Julius Bloomfield is pictured in a 2018 file photo.

City staff has been ordered to come up with a more progressive strategy to encourage Penticton residents to switch to solar power.

The direction came Tuesday after council received a report from electrical utility manager Shawn Filice that was spurred by a presentation in June from a group of homeowners who complained about recent changes to the net-metering program.

Filice recommended things be left as they are, but council zapped that notion.

“I think what we’ve got here is a classic argument from staff for no action, which equals no progress, which . . . equals a loss of support for the city utility from our customers,” said Coun. Julius Bloomfield.

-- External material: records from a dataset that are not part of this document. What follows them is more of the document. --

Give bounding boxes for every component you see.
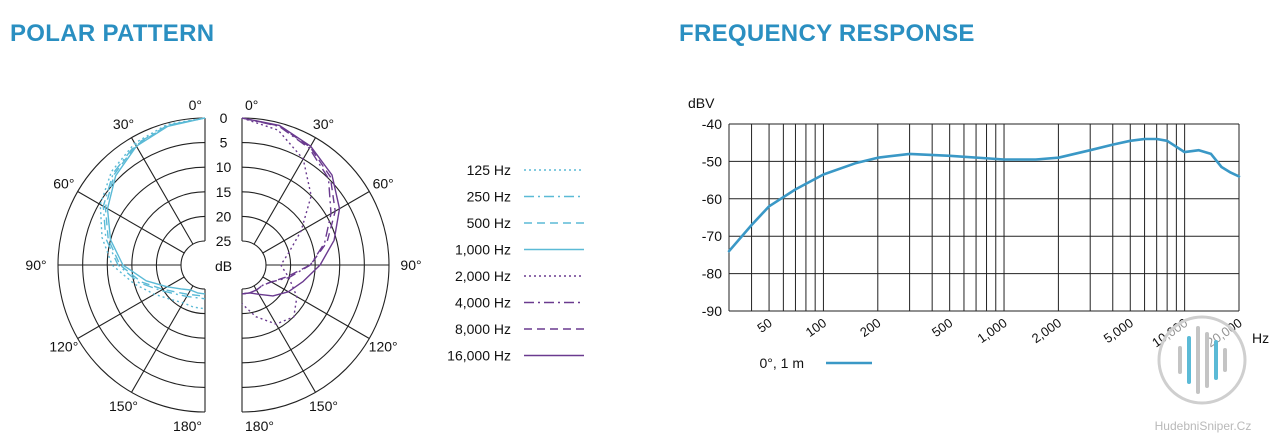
polar-angle-label: 120°: [49, 339, 78, 355]
watermark-bar: [1223, 348, 1227, 372]
polar-series-1000hz: [106, 117, 206, 295]
polar-angle-label: 150°: [109, 398, 138, 414]
freq-y-tick: -50: [702, 153, 722, 169]
polar-half-left: 0° 30° 60° 90° 120° 150° 180°: [25, 97, 206, 434]
polar-pattern-title: POLAR PATTERN: [10, 20, 215, 47]
legend-label: 2,000 Hz: [455, 268, 511, 284]
freq-x-tick: 50: [754, 315, 774, 336]
polar-legend: 125 Hz 250 Hz 500 Hz 1,000 Hz 2,000 Hz 4,000 …: [447, 162, 584, 364]
freq-y-unit: dBV: [688, 95, 715, 111]
polar-db-tick: 25: [216, 233, 232, 249]
legend-label: 16,000 Hz: [447, 348, 511, 364]
freq-y-tick: -60: [702, 191, 722, 207]
freq-x-tick: 100: [803, 315, 829, 340]
polar-spoke: [253, 137, 316, 245]
freq-x-tick: 1,000: [974, 315, 1009, 346]
polar-db-unit: dB: [215, 258, 232, 274]
polar-pattern-chart: 0° 30° 60° 90° 120° 150° 180° 0° 30° 60° 90° 120° 15…: [25, 97, 421, 434]
watermark-bar: [1196, 326, 1200, 394]
watermark-circle: [1157, 315, 1247, 405]
polar-spoke: [262, 276, 370, 339]
polar-angle-label: 180°: [173, 418, 202, 434]
freq-legend-label: 0°, 1 m: [759, 355, 804, 371]
polar-db-tick: 10: [216, 159, 232, 175]
legend-label: 4,000 Hz: [455, 295, 511, 311]
polar-angle-label: 120°: [369, 339, 398, 355]
legend-label: 1,000 Hz: [455, 242, 511, 258]
freq-x-tick: 500: [929, 315, 955, 340]
polar-spoke: [131, 137, 194, 245]
frequency-response-title: FREQUENCY RESPONSE: [679, 20, 975, 47]
polar-angle-label: 30°: [113, 116, 134, 132]
watermark-text: HudebniSniper.Cz: [1155, 419, 1252, 433]
polar-series-2000hz: [241, 117, 312, 325]
polar-angle-label: 60°: [373, 176, 394, 192]
polar-angle-label: 0°: [189, 97, 202, 113]
freq-y-tick: -90: [702, 303, 722, 319]
watermark-bar: [1178, 346, 1182, 374]
polar-angle-label: 60°: [53, 176, 74, 192]
polar-series-250hz: [102, 117, 206, 300]
polar-db-tick: 15: [216, 184, 232, 200]
legend-label: 125 Hz: [467, 162, 511, 178]
watermark-bar: [1187, 336, 1191, 384]
polar-db-tick: 20: [216, 208, 232, 224]
polar-angle-label: 180°: [245, 418, 274, 434]
polar-angle-label: 30°: [313, 116, 334, 132]
freq-x-tick: 200: [857, 315, 883, 340]
freq-x-tick: 2,000: [1029, 315, 1064, 346]
freq-x-tick: 5,000: [1101, 315, 1136, 346]
polar-db-tick: 5: [220, 135, 228, 151]
polar-angle-label: 0°: [245, 97, 258, 113]
polar-series-125hz: [99, 117, 206, 310]
legend-label: 500 Hz: [467, 215, 511, 231]
freq-y-tick: -40: [702, 116, 722, 132]
legend-label: 250 Hz: [467, 189, 511, 205]
polar-angle-label: 90°: [25, 257, 46, 273]
polar-ring: [241, 240, 267, 290]
polar-db-tick: 0: [220, 110, 228, 126]
watermark-logo: HudebniSniper.Cz: [1155, 315, 1252, 433]
polar-angle-label: 150°: [309, 398, 338, 414]
freq-y-tick: -80: [702, 266, 722, 282]
watermark-bar: [1205, 332, 1209, 388]
polar-angle-label: 90°: [400, 257, 421, 273]
polar-spoke: [131, 285, 194, 393]
watermark-bar: [1214, 340, 1218, 380]
legend-label: 8,000 Hz: [455, 321, 511, 337]
freq-response-curve: [727, 137, 1241, 253]
polar-series-8000hz: [241, 117, 336, 295]
polar-spoke: [253, 285, 316, 393]
freq-y-tick: -70: [702, 228, 722, 244]
polar-spoke: [77, 191, 185, 254]
freq-x-unit: Hz: [1252, 330, 1269, 346]
polar-half-right: 0° 30° 60° 90° 120° 150° 180°: [241, 97, 422, 434]
polar-spoke: [262, 191, 370, 254]
polar-ring: [180, 240, 206, 290]
polar-series-16000hz: [241, 117, 341, 297]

He also noted the B.C. government is moving towards mandating homes and building be net-zero by 2032.

“So, on the one hand we’re telling people they’re going to have to be net-zero by 2032, and on the other hand we’re putting up roadblocks for people installing renewable energy systems today,” said Bloomfield.

Net metering allows those with solar panels or wind turbines to sell excess power back onto the grid. At present there are a total of 34 homes and businesses in Penticton on the net-metering program.

The group that appeared before council in June suggested that rather than purchasing the power, the city agree to “bank” it for future use. For example, if a homeowner put 100 kilowatt-hours of power onto the grid in the summer when solar energy is in abundance, that homeowner could then at no cost draw 100 kilowatt-hours of power in the winter when solar energy is in short supply.

Filice cautioned, however, that creating a bank for a small group of customers would unfairly impact the majority of other users, who would essentially subsidize the fixed costs associated with the net-metering group.

He also cautioned that setting up a computer system to reconcile 34 net-metering accounts annually — rather than monthly as it’s done now — could cost up to $60,000.

Bloomfield dismissed that estimate as “mind-boggling.”

“We could have somebody sit in a room once a year and reconcile those accounts by hand with a calculator and it wouldn’t come to anything near that dollar amount,” he said.

Council later voted unanimously to have staff return at a later date with options for net-zero banking.